Cruise holidays sail ahead amongst further growth in all markets
Shares up as TUI reiterates 10% rise in full-year earnings
- Demand remains for cruise holidays and bookings for winter season are ahead of last year
- Figures are pleasing given recent profit warning from peer Thomas Cook and shares have reacted positively up 2% in early trading
- We recommend TUI as a ‘buy’ for medium risk investors
Global tourism group TUI reassured the market today with a fourth quarter trading update which showed that sales did not wilt in the summer heat as other companies have found. TUI said the number of customers buying holidays had grown in all its major markets and trading for future seasons is also in line with expectations.
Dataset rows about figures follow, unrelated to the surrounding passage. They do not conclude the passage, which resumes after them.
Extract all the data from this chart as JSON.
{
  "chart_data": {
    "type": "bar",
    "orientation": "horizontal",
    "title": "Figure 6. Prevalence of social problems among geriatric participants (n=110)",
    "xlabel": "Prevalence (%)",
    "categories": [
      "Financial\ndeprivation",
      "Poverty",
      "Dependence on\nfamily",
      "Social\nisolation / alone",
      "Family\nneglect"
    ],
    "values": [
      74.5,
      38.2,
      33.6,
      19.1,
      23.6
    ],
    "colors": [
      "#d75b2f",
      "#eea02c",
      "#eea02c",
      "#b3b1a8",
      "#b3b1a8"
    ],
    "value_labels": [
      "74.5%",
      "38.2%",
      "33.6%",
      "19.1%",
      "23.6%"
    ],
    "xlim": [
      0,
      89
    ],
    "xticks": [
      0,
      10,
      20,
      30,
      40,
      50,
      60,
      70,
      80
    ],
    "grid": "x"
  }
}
There continues to be strong demand for its cruise holidays and investors should appreciate that the launch of three new ships in the next financial year should help with further growth in that area. The destination experiences division, which provides leisure activities at holiday destinations, also saw good growth and has been boosted by a recent acquisition. For the winter season, bookings in most markets are ahead of prior year.
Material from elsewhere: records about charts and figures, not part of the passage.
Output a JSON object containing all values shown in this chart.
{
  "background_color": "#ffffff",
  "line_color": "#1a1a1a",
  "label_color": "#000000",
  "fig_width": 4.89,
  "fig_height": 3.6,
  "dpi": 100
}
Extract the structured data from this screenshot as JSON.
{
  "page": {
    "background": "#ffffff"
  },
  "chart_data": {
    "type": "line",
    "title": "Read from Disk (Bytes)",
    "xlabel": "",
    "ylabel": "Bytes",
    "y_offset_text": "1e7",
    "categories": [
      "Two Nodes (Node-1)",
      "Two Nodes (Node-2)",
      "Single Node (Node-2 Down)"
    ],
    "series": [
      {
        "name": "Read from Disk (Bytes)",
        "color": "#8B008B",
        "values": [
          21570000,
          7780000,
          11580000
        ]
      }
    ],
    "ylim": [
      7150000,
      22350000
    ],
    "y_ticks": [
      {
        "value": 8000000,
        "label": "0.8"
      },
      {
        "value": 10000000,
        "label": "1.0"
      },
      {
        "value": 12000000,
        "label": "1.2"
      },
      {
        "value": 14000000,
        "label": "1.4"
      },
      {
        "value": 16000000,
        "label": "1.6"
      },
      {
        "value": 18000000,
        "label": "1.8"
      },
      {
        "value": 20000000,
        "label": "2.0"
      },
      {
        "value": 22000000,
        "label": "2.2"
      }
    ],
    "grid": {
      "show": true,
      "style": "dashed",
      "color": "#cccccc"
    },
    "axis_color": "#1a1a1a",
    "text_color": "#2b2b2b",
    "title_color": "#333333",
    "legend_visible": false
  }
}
The only negative aspect today is the news that the weakness in the Turkish lira means that the company now expects an adverse foreign exchange impact of €70m on full-year earnings, up from €35m in the third quarter.
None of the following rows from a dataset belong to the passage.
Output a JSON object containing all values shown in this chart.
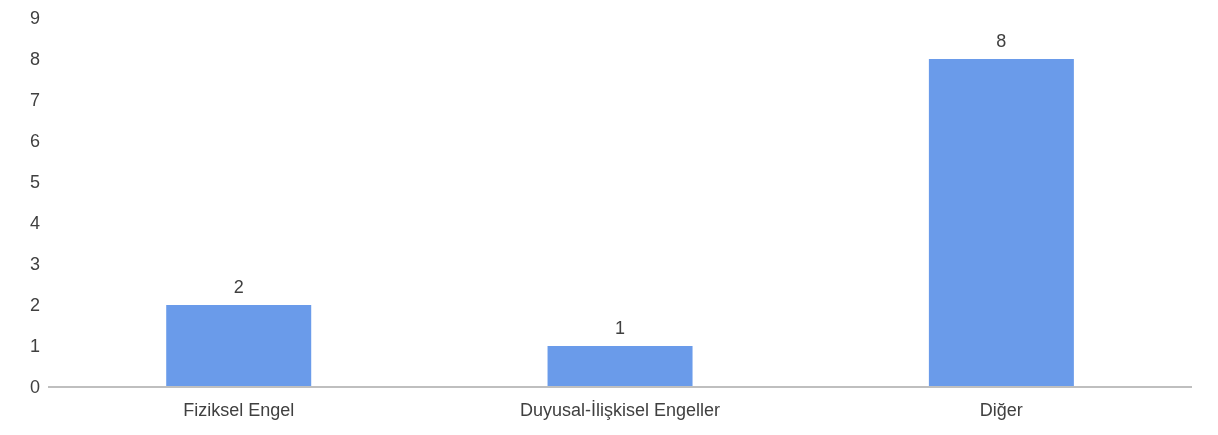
{
  "chart_data": {
    "type": "bar",
    "categories": [
      "Fiziksel Engel",
      "Duyusal-İlişkisel Engeller",
      "Diğer"
    ],
    "values": [
      2,
      1,
      8
    ],
    "color": "#6a9bea",
    "ylim": [
      0,
      9
    ],
    "yticks": [
      0,
      1,
      2,
      3,
      4,
      5,
      6,
      7,
      8,
      9
    ],
    "data_labels": true
  }
}
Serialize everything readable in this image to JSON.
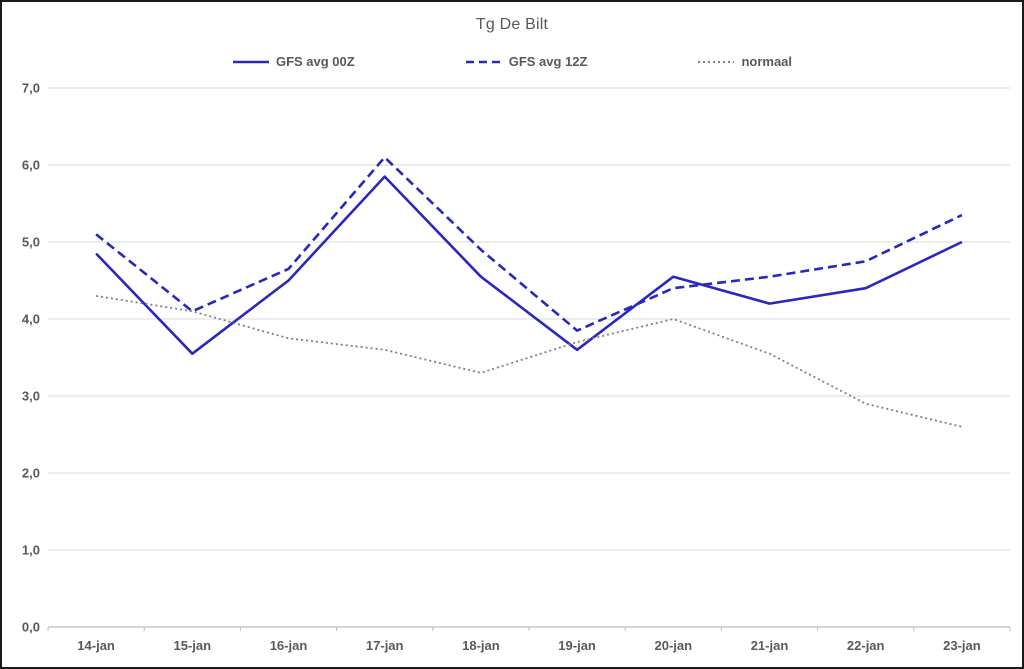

The market welcomed these figures with a 2% rise in the shares in early trading. Given the recent profit warning from peer Thomas Cook these figures are pleasing and the fact that the company again reiterated its previous guidance of a 10% rise in full-year earnings was also good news. We continue to recommend TUI as a ‘buy’ for medium risk investors thanks to the growth potential, the benefits of scale and healthy dividend yield.